The solicitors also said, “TAKE NOTICE that if within 7 (seven) days of your receipt of this letter, we do not receive your formal withdrawal of the said notice, our Clients shall consider themselves to be at liberty to initiate necessary legal steps to seek redress, including injunctive orders to restrain holding of the meeting and/or set aside all illegal acts of the Company. In the event that this is so, this letter shall represent the requisite pre-action protocol. Do be advised accordingly.”

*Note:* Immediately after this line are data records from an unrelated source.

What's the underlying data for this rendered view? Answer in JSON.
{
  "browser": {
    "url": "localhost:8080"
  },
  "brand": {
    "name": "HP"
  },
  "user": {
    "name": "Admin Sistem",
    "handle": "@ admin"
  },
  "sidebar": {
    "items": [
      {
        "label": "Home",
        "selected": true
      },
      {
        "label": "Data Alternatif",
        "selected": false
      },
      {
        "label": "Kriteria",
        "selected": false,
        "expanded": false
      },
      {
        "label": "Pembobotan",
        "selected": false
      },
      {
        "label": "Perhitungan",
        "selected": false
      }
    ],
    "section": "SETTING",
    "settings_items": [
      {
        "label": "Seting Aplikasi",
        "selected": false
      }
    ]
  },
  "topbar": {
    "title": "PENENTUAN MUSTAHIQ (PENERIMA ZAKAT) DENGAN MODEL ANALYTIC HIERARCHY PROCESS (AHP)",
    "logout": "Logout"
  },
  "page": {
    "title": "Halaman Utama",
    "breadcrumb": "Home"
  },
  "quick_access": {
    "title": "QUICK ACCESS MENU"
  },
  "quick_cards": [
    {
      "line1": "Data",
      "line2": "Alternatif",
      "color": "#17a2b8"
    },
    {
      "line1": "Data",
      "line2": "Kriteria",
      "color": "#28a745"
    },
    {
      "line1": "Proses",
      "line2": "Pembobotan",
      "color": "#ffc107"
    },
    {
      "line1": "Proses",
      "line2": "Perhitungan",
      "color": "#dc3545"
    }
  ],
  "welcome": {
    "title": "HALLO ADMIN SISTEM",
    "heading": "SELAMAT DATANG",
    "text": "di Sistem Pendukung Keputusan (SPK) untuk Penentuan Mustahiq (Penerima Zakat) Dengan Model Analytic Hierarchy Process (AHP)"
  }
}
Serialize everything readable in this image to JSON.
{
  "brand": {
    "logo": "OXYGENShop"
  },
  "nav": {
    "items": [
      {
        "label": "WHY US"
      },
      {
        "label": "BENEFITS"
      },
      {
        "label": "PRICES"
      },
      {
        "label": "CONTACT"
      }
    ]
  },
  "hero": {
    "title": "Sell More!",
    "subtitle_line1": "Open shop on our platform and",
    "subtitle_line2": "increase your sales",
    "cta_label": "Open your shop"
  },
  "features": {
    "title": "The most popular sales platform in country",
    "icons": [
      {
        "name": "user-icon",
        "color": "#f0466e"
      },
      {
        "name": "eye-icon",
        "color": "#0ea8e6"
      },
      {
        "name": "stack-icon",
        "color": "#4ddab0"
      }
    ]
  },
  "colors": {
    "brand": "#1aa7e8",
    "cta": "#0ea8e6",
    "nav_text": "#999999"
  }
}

Read what shareholders told Onyema and his team

  • Resolution 8(i) and (ii) in particular are contrary to section 142(2) of the Companies and Allied Matters Act 2020, under which the allotment of any newly issued share in a company is subject to the pre-emptive rights of a shareholder. The section DOES NOT give any power to any board to allot any share otherwise as stated in the section;

 

  • By definition “capital” of a company refers to the total assets of a business or total amount or value of its stock, which in turn is partly a function of a company’s asset worth. It is unthinkable how incurring a debt burden of N15 billion for the company will translate to raising capital for the company that remains a viable, highly regarded entity in the capital market with unissued shares from which to raise capital;

 

  • Section 340 of SEC Regulations provides, among others, that a public company seeking to offer securities by private placement must show evidence of dire need of fresh funds. and shall satisfy the Commission that the private placement remains the only viable alternative…” No evidence has yet been put forward to show compliance with this provision;

 

  • It is now public knowledge that directors of the Company recently paid themselves whopping sums of money under the guise of allowances and other perks of office. Evidently, this would not have been so, if the company was in dire need of funds. Meanwhile, no resolution has been proposed to author ise payment of any dividend to shareholders,

 

  • The unissued shares of the company denote availability of shares for purchase for the purpose of raising capital as is the standard case. However, rather than offer the shares for sale, the board of directors seek to cancel the unissued shares and issue new shares to be distributed in breach of section 142(2) of CAMA;

 

  • The right to appoint a proxy to attend and vote instead of him and the proxy need not be a member of the company… is a personal right that section 242(4) of CAMA guarantees to a shareholder. Therefore, it is illegal and amounts to violation of that right to attempt to choose or foist any proxy (named or unnamed) on any shareholder. By law, that right belongs fully to the shareholder. It is not shared with the company;

 

  • The claim that the Corporate Affairs Commission (CAC), Lagos State Government and Federal Government COVID-1 9 Guidelines are the bases for insisting that shareholders shall only attend by proxy, is palpably false. There is no COVID-19 guideline that justifies insistence on shareholders attending AGM by prox(ies) only, let alone the selected proxies;

 

  • The Company is a PLC. The Guideline issued by the Presidential Steering Committee on COVID-1 9 on 2nd April 2022, provides in relation to public gatherings that: “Limitation on number of persons attending informal and formal festivity events including weddings, conferences, congresses, office parties, seminars, end of year events has been lifted”, and

 

  • Even if (which is not admitted) any CAC guideline permits holding a meeting by proxy, whether or not general, by proxy, such guideline is illegal and CANNOT stand in the face of the clear provisions of CAMA. CAC cannot by regulation remove a right conferred by statute.